Pulido, cerámica o vinilo: qué protege de verdad la pintura
Tres cosas distintas que suelen mezclarse. Qué hace cada una, cuánto dura y cuándo no vale la pena.
Pulir, aplicar un tratamiento cerámico y poner vinilo de protección no son tres niveles del mismo servicio: son tres cosas que hacen trabajos distintos. Mezclarlas lleva a pagar por algo que no soluciona lo que le molesta.
Pulido: corrige, no protege
El pulido retira una capa mínima de barniz para nivelar la superficie y devolver el brillo. Elimina marcas de lavado, oxidación superficial y parte de los arañazos finos. Lo que no hace es proteger: al día siguiente el coche vuelve a estar expuesto igual que antes. Por eso después de pulir siempre se sella con algo.

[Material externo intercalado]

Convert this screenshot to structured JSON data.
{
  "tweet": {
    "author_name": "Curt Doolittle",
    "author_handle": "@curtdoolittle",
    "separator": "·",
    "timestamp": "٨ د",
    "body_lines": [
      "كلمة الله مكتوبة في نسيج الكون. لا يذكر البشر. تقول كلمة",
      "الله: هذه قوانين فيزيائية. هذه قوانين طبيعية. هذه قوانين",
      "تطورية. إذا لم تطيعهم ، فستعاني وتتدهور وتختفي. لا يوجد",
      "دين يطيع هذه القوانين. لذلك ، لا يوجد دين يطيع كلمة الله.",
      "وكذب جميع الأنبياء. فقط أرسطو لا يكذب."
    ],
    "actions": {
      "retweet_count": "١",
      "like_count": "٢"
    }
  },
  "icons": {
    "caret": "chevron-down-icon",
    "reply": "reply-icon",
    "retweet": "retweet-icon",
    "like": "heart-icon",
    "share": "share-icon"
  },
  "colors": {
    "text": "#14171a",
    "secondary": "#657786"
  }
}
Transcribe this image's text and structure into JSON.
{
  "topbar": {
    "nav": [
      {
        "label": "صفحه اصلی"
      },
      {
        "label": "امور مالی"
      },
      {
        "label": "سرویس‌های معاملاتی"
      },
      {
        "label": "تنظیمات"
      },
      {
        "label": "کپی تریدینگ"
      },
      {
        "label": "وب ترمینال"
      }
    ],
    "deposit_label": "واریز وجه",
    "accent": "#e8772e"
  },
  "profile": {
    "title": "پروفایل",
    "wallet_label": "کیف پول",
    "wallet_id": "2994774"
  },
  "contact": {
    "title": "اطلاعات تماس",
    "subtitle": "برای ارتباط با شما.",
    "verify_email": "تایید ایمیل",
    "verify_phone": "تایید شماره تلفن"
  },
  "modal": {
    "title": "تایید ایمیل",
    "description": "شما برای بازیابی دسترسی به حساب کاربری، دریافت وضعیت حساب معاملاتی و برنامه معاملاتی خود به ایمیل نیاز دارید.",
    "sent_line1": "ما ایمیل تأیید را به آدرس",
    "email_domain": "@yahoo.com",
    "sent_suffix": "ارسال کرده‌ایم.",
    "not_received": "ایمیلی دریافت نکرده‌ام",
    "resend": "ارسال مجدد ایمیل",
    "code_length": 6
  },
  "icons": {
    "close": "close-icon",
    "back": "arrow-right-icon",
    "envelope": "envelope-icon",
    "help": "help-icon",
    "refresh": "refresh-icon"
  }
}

Un límite importante: el barniz no es infinito. Un coche muy pulido a lo largo de los años se queda sin capa que corregir, y ahí ya solo queda pintar.
Cera y selladores: la protección barata
La cera dura unas semanas o pocos meses; un sellador sintético, algo más. Son la capa de sacrificio que recibe el sol, la sal y la suciedad en lugar del barniz. Barato, sencillo y suficiente para muchos coches, siempre que se repita.
Cerámica: más dura y más exigente
Un tratamiento cerámico forma una capa dura que repele el agua, facilita la limpieza y aguanta bastante más que la cera. Necesita una superficie preparada, es decir, pulido previo: aplicar cerámica sobre un coche con marcas es sellar los defectos debajo.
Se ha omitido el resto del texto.